The automotive industry plans to increase its investment in building smart factories by more than 60 percent over the next three years, putting it ahead of other industries.
Productivity gains of more than $160 billion are possible by building smart factories, according to a recent Capgemini Research Institute study, "How Automotive Organizations can Maximize the Smart Factory Potential."
To realize this potential, companies need to comprehensively scale their smart factory initiatives and invest in the skills of their employees as well as in their IT systems.
The study sheds light on where automotive manufacturers (OEMs) and suppliers stand today on the topic of smart factories and compares the results with comparable studies from 2017/18.
It is clear that both the projected investment levels and productivity gains associated with smart factories are significant. However, only a small proportion of automotive companies are also in a position to fully exploit the benefits through comprehensive scaling.
The Capgemini study classifies 72 percent of automotive companies as "beginners". The "beginner" group includes companies that are unable to afford the costs of the smart factory.
Only ten percent are "trailblazers" and thus equipped to exploit the full potential of smart factories (among OEMs, 18 percent are trailblazers, among suppliers, eight percent).
In the past two years, 30 percent of factories have been transformed into smart factories. "Smart" factories use digital technologies to achieve significant improvements in productivity, quality, flexibility and service.
Three key digital technologies are enabling the smart factory: connectivity (e.g., using industrial IoT to collect data from existing assets and new sensors); intelligent automation (e.g., advanced robotics, machine vision, distributed control, drones); and cloud scale data management and analytics (e.g., implementing predictive analytics/AI).
These digital technologies also enable IT-OT convergence to support end-to-end digital continuity from design to operations (digital twin).
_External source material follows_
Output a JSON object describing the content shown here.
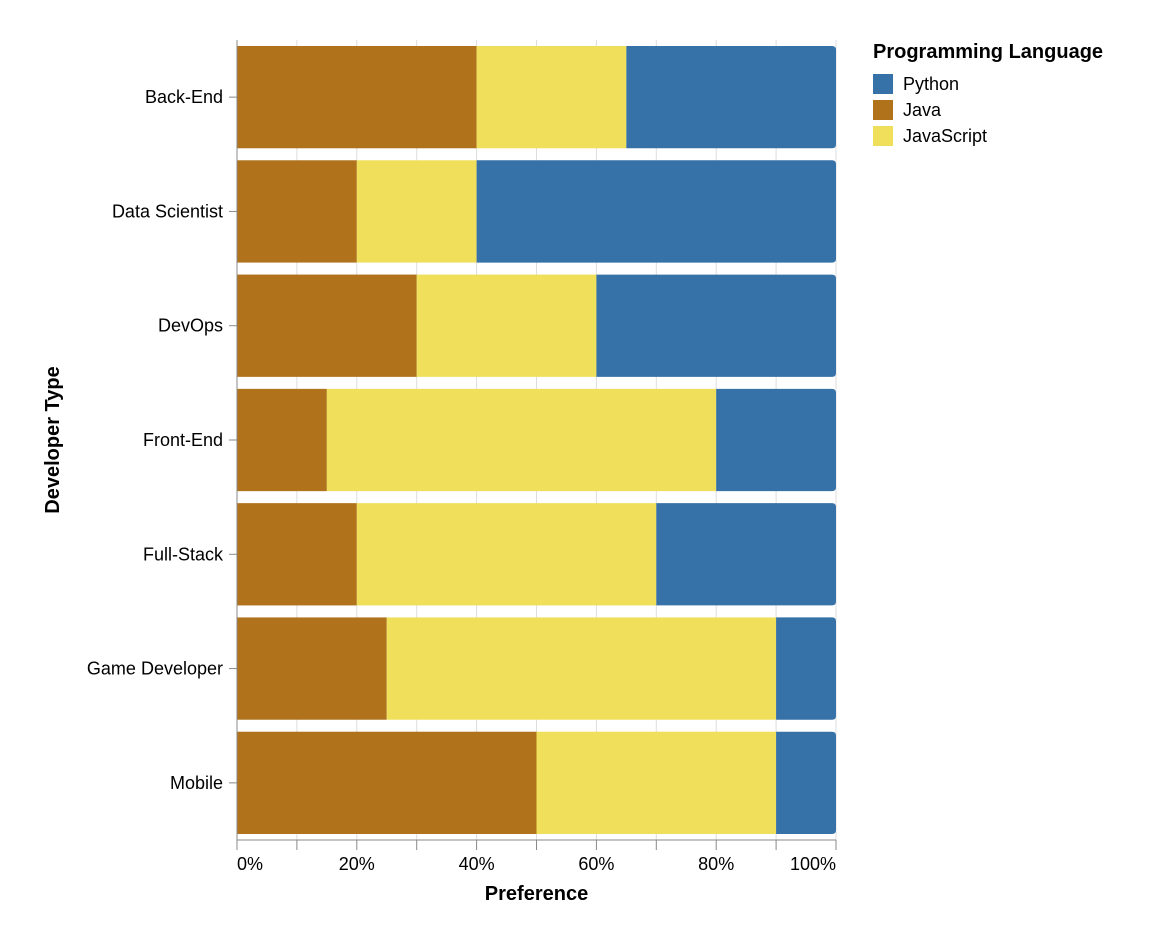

This actually exceeded the expectations of 2017/18, as two years ago the executives surveyed were still assuming a 24 percent share.
More dynamic, faster, more ambitious
The automotive industry has set itself ambitious goals for the next five years and plans to transform 44 percent of its factories into smart plants. This puts it in the lead across all industries:
For example, the discrete manufacturing sector (excluding automotive) is expected to increase its share of smart factories by 42 percent by 2025, followed by the process industry at 41 percent, energy and utilities at 40 percent, and consumer goods at 37 percent.
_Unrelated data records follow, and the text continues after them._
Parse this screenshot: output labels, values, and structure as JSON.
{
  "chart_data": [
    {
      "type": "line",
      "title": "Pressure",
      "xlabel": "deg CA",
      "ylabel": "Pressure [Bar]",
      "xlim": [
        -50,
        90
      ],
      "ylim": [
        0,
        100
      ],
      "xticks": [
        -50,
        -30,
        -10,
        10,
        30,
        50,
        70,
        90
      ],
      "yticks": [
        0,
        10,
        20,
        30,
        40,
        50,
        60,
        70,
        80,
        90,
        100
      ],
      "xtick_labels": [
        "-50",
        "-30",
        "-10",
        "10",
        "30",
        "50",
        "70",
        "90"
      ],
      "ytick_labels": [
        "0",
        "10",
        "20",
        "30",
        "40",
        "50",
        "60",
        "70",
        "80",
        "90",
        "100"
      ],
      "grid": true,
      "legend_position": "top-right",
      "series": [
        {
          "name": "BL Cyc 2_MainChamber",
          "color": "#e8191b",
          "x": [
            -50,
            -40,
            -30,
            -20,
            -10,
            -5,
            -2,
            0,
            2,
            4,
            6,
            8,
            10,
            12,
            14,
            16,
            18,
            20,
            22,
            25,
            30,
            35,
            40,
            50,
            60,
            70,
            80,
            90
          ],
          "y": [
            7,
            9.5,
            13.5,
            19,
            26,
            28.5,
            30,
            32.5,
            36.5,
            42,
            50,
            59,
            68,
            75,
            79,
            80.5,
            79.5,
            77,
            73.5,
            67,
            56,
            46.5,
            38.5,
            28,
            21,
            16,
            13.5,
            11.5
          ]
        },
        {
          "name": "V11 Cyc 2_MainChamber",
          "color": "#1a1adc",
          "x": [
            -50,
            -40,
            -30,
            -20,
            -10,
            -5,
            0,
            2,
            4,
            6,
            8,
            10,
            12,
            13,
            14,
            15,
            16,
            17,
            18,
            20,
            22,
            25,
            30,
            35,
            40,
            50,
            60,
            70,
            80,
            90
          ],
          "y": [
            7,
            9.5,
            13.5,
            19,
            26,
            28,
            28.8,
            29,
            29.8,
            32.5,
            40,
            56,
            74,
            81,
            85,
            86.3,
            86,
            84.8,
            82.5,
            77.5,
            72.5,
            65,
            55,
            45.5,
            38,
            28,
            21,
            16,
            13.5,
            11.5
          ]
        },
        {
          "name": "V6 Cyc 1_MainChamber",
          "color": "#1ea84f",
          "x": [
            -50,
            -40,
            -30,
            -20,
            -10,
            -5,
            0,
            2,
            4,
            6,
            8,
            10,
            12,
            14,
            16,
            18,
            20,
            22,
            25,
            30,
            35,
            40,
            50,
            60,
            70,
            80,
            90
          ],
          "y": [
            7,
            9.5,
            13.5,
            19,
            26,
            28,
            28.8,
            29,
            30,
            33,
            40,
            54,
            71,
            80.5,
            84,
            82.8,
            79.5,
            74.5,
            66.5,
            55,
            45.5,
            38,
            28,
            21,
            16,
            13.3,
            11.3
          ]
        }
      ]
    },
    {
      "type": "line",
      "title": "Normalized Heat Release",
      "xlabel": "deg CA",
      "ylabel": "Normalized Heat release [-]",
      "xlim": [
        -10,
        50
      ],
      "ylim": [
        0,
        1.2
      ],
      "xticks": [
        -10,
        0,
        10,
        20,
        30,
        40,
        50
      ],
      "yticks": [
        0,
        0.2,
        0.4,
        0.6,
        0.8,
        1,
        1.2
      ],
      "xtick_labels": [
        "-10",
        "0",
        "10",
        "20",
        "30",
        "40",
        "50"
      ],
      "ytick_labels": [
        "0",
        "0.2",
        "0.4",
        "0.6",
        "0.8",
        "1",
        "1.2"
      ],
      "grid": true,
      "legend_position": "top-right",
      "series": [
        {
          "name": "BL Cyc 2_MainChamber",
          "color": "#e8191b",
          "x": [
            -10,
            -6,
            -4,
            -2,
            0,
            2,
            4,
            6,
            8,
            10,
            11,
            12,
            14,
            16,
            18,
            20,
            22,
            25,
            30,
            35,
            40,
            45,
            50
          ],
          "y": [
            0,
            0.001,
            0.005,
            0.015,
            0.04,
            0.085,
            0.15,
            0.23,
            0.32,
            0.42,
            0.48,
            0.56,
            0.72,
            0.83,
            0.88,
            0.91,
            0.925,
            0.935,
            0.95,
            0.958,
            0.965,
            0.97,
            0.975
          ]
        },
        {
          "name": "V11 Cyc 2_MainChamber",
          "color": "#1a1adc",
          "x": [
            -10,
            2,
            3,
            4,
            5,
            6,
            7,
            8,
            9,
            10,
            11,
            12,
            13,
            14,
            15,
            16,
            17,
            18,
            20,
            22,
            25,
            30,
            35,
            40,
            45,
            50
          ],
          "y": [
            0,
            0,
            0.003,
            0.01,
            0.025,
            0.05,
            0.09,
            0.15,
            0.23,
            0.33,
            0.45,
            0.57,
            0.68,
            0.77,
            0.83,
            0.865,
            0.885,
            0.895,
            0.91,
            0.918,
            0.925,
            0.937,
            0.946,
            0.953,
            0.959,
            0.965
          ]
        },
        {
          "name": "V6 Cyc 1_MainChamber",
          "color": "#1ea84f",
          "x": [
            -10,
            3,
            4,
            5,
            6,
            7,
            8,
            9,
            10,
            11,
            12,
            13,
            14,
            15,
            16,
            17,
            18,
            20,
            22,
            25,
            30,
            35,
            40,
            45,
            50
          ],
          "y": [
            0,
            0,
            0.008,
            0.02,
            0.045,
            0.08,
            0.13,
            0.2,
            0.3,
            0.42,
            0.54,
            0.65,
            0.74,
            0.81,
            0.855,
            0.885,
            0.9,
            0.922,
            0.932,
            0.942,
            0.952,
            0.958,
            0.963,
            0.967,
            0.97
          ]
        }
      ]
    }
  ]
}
The investment plans of automotive companies are also reflected in the share of total sales they intend to invest in smart factories each year: This is expected to rise from around 2.2 percent in the past three years to 3.5 percent by 2023 - an increase of 62 percent.
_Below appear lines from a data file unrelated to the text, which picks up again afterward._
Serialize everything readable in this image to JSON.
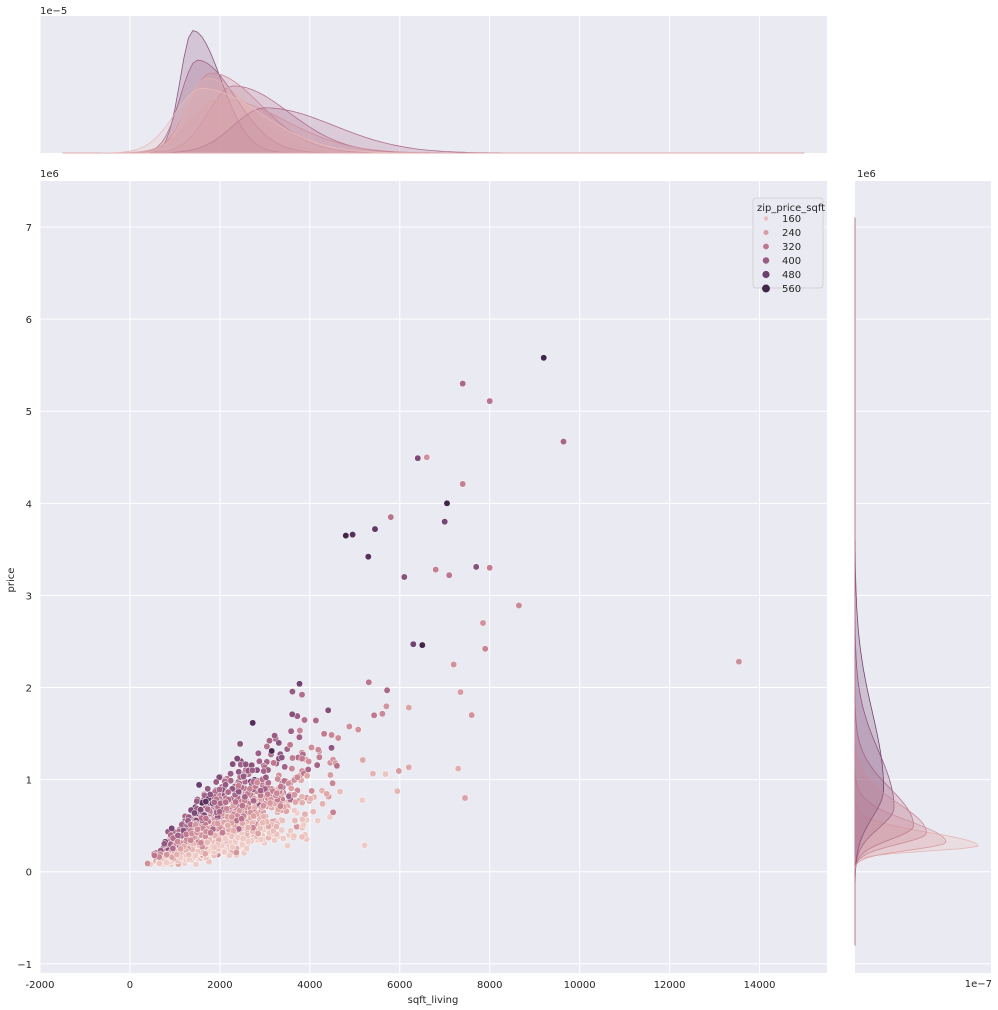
{
  "chart_data": {
    "type": "scatter",
    "xlabel": "sqft_living",
    "ylabel": "price",
    "x_ticks": [
      "-2000",
      "0",
      "2000",
      "4000",
      "6000",
      "8000",
      "10000",
      "12000",
      "14000"
    ],
    "y_ticks": [
      "−1",
      "0",
      "1",
      "2",
      "3",
      "4",
      "5",
      "6",
      "7"
    ],
    "xlim": [
      -2000,
      15500
    ],
    "ylim": [
      -1100000,
      7500000
    ],
    "y_offset_label": "1e6",
    "top_marginal_offset_label": "1e−5",
    "right_marginal_offset_label": "1e6",
    "right_marginal_x_offset_label": "1e−7",
    "legend": {
      "title": "zip_price_sqft",
      "position": "top-right",
      "entries": [
        {
          "label": "160",
          "value": 160
        },
        {
          "label": "240",
          "value": 240
        },
        {
          "label": "320",
          "value": 320
        },
        {
          "label": "400",
          "value": 400
        },
        {
          "label": "480",
          "value": 480
        },
        {
          "label": "560",
          "value": 560
        }
      ]
    },
    "color_scale": {
      "min": 120,
      "max": 600,
      "stops": [
        "#f0cfc9",
        "#e0a8a8",
        "#c0798f",
        "#955a84",
        "#5f3666",
        "#2b1a36"
      ]
    },
    "highlighted_points": [
      {
        "x": 9200,
        "y": 5580000,
        "hue": 560
      },
      {
        "x": 7400,
        "y": 5300000,
        "hue": 360
      },
      {
        "x": 8000,
        "y": 5110000,
        "hue": 330
      },
      {
        "x": 9640,
        "y": 4670000,
        "hue": 370
      },
      {
        "x": 6400,
        "y": 4490000,
        "hue": 450
      },
      {
        "x": 6600,
        "y": 4500000,
        "hue": 260
      },
      {
        "x": 7400,
        "y": 4210000,
        "hue": 300
      },
      {
        "x": 7050,
        "y": 4000000,
        "hue": 560
      },
      {
        "x": 7000,
        "y": 3800000,
        "hue": 460
      },
      {
        "x": 5800,
        "y": 3850000,
        "hue": 330
      },
      {
        "x": 5450,
        "y": 3720000,
        "hue": 500
      },
      {
        "x": 4800,
        "y": 3650000,
        "hue": 560
      },
      {
        "x": 4950,
        "y": 3660000,
        "hue": 520
      },
      {
        "x": 5300,
        "y": 3420000,
        "hue": 520
      },
      {
        "x": 6800,
        "y": 3280000,
        "hue": 300
      },
      {
        "x": 7100,
        "y": 3220000,
        "hue": 320
      },
      {
        "x": 7700,
        "y": 3310000,
        "hue": 430
      },
      {
        "x": 8000,
        "y": 3300000,
        "hue": 300
      },
      {
        "x": 6100,
        "y": 3200000,
        "hue": 430
      },
      {
        "x": 8650,
        "y": 2890000,
        "hue": 280
      },
      {
        "x": 7850,
        "y": 2700000,
        "hue": 260
      },
      {
        "x": 7900,
        "y": 2420000,
        "hue": 290
      },
      {
        "x": 6500,
        "y": 2460000,
        "hue": 560
      },
      {
        "x": 6300,
        "y": 2470000,
        "hue": 470
      },
      {
        "x": 7200,
        "y": 2250000,
        "hue": 260
      },
      {
        "x": 7350,
        "y": 1950000,
        "hue": 240
      },
      {
        "x": 7600,
        "y": 1700000,
        "hue": 260
      },
      {
        "x": 7300,
        "y": 1120000,
        "hue": 200
      },
      {
        "x": 7450,
        "y": 800000,
        "hue": 230
      },
      {
        "x": 13540,
        "y": 2280000,
        "hue": 270
      }
    ]
  }
}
Automotive companies will focus their investments on a combination of greenfield and brownfield facilities: 44 percent plan to take a hybrid approach, 31 percent are considering building brownfield plants, and 25 percent plan to invest in a greenfield plant.
"Automotive companies have made better progress than anticipated on their smart factory initiatives over the past two years and now plan to pick up the pace.
Automakers and suppliers are poised for major investments - and we expect them to pay off by 2023, with automotive companies achieving annual productivity gains of 2.8 to 4.4 percent"
says Jacqueline Wild, Head of Practices and Innovation at Capgemini in Austria.
"For the automotive industry, however, the key now is to close the gaps in the talent pool, technology strategy and scaling. Only then can they take full advantage."
The automotive industry has set itself high KPI targets, but it still has a long way to go before it can fully exploit the potential of smart factories:
For example, overall equipment effectiveness improved by only eleven percent, compared to the target of 38 percent. This makes it clear that there is still room for improvement, especially when it comes to fully scaling smart factory initiatives.